Ordinary people are likely to feel the pain, and none of the oligarchs directly targeted can influence Russia’s tyrant anyway — By Guardian columnist Simon Jenkins

Quite apart from Britain’s shocking aversion to refugees, its barrage of measures seem devoid of direction. Decades of profitable investment in Russia’s economy are somehow to end overnight. The chief effect could well be to repatriate billions of pounds of wealth – as in the case of BP and Shell – to the very oligarchs such actions are supposed to punish. Russia is now proposing to seize and nationalise closed western factories and other western activities, free of charge.
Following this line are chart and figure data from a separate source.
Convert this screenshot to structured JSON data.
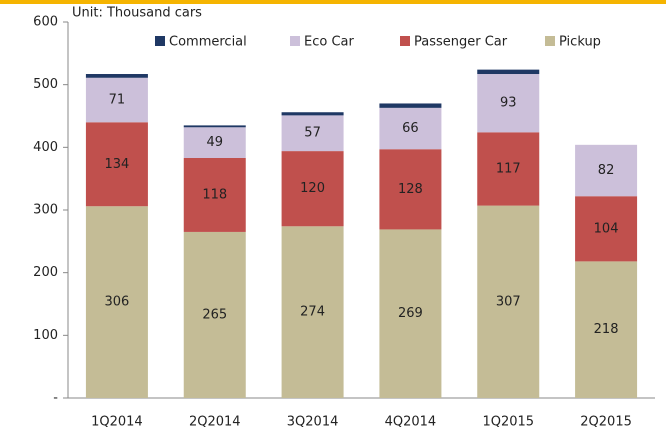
{
  "chart_data": {
    "type": "stacked_bar",
    "subtitle": "Unit: Thousand  cars",
    "categories": [
      "1Q2014",
      "2Q2014",
      "3Q2014",
      "4Q2014",
      "1Q2015",
      "2Q2015"
    ],
    "series": [
      {
        "name": "Commercial",
        "color": "#1f3864",
        "values": [
          6,
          3,
          5,
          7,
          7,
          0
        ]
      },
      {
        "name": "Eco Car",
        "color": "#ccc0da",
        "values": [
          71,
          49,
          57,
          66,
          93,
          82
        ]
      },
      {
        "name": "Passenger Car",
        "color": "#c0504d",
        "values": [
          134,
          118,
          120,
          128,
          117,
          104
        ]
      },
      {
        "name": "Pickup",
        "color": "#c4bc96",
        "values": [
          306,
          265,
          274,
          269,
          307,
          218
        ]
      }
    ],
    "ylim": [
      0,
      600
    ],
    "yticks": [
      {
        "value": 0,
        "label": "-"
      },
      100,
      200,
      300,
      400,
      500,
      600
    ],
    "legend": "top"
  }
}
As Russian oil and gas will soon soar in value, Johnson’s decision to enforce sanctions may end up penalising British citizens with even higher energy bills. Who suffers and who gains by forecourt petrol hitting £2 a litre? The Saudis, the Iranians, the Venezuelans and eventually the Russians will laugh all the way to the bank. By banning Russian fertiliser exports, Johnson will punish British farmers. By banning wheat exports he will punish their chief consumers. Meanwhile, Johnson wants to resume British gas fracking and permit the proliferation of onshore wind turbines. Everyone cheers the “tough” gesture. No one ponders its usefulness.

Measures understandable in the heat of battle come to seem pointless and heartless far from the front. Nothing is gained by requiring Russian artists, performers and sports figures on pain of expulsion to denounce their homeland – risking the safety of their families in Russia. There are calls to strip private schools of charitable status if they take Russian pupils. The Welsh may not listen to the Russian Tchaikovsky’s 1812 Overture, appropriately to be replaced by Elgar’s Enigma Variations.
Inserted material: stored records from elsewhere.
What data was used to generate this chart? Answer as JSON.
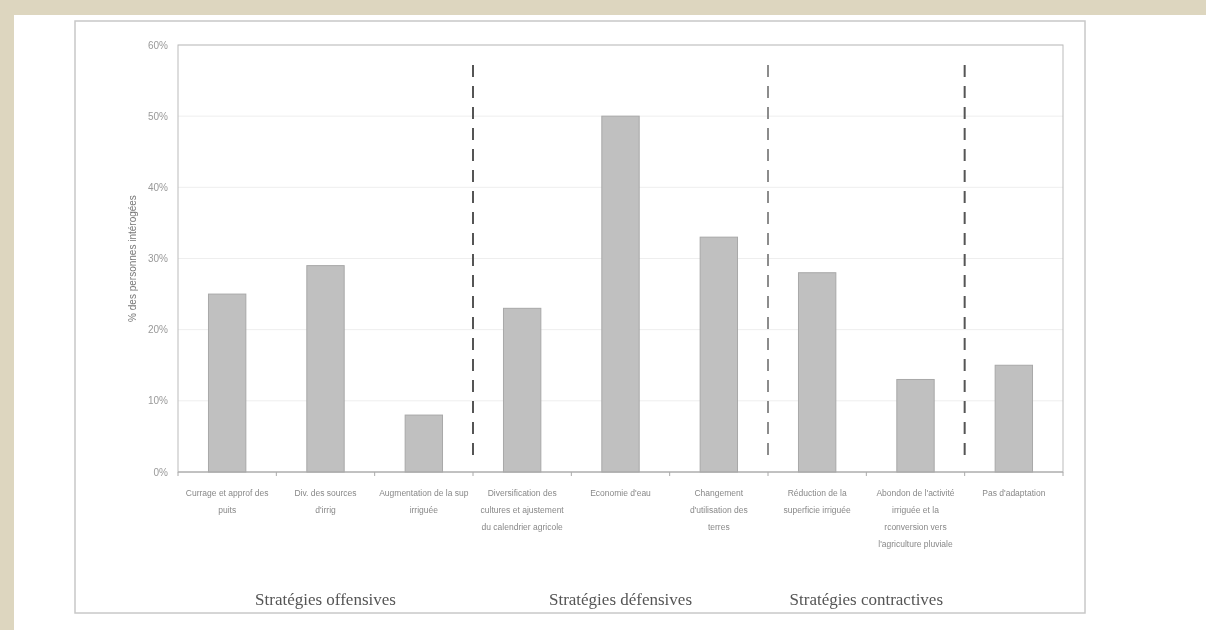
{
  "chart_data": {
    "type": "bar",
    "ylabel": "% des personnes intérogées",
    "categories": [
      "Currage et approf des puits",
      "Div. des sources d'irrig",
      "Augmentation  de la sup irriguée",
      "Diversification des cultures et ajustement du calendrier agricole",
      "Economie  d'eau",
      "Changement d'utilisation des terres",
      "Réduction de la superficie irriguée",
      "Abondon de l'activité irriguée et la rconversion vers l'agriculture pluviale",
      "Pas d'adaptation"
    ],
    "values": [
      25,
      29,
      8,
      23,
      50,
      33,
      28,
      13,
      15
    ],
    "color": "#c0c0c0",
    "ylim": [
      0,
      60
    ],
    "yticks": [
      {
        "value": 0,
        "label": "0%"
      },
      {
        "value": 10,
        "label": "10%"
      },
      {
        "value": 20,
        "label": "20%"
      },
      {
        "value": 30,
        "label": "30%"
      },
      {
        "value": 40,
        "label": "40%"
      },
      {
        "value": 50,
        "label": "50%"
      },
      {
        "value": 60,
        "label": "60%"
      }
    ],
    "grid": "y",
    "annotations": [
      "Stratégies offensives",
      "Stratégies défensives",
      "Stratégies contractives"
    ]
  }
}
In the ultimate obscenity, HM Revenue and Customs this week told British people not to send relief supplies to Ukraine as the trucks were being held at Calais for the correct Brexit permits in order to enter the EU. We should just give money instead. Why did Johnson not tell us in 2016 that leaving the single market would obstruct relief sent to victims of war?

Little of the news coming out of Russia is reliable. Still, Russia’s instinctive nationalism appears to be rallying to its leader’s cause, as tends to happen in war. Polls that have been registering Putin’s ailing popularity have shown it surging to near 70%. Of course this is aided by a savagely censored media and mendacious publicity machine. But it is no good blaming this for the ineffectiveness of sanctions. Such nationalism is predictable in war and was what sanctions had to overcome to have any impact. Would it now really help the Ukrainian cause if all Apple and Android servers stopped working, as some have demanded?

This appalling war is unlike most in Europe’s history in that it appears to be the will literally of one man rather than an entire country. None of Putin’s top brass are thought to have known of or supported it. Sheer terror now keeps them loyal. Yet no expert is predicting an early coup or assassination – let alone a new boyars’ plot of oligarchs sweeping into the Kremlin in gold-plated helicopters. Somehow or other, mediation is going to have to disentangle this horror on terms vaguely acceptable to Putin.

Then it will be in no one’s interest for the punitive ostracism of Russia to continue a moment longer, on the spurious grounds that ordinary Russians somehow “allowed” Putin to invade Ukraine. Punishing losers is a counter-productive outcome of war. It’s worth remembering the economic devastation and humiliation of Germany after 1918, or Russia after 1989. Ukraine will have to rebuild. So too will Russia. This is not kindness, just common sense.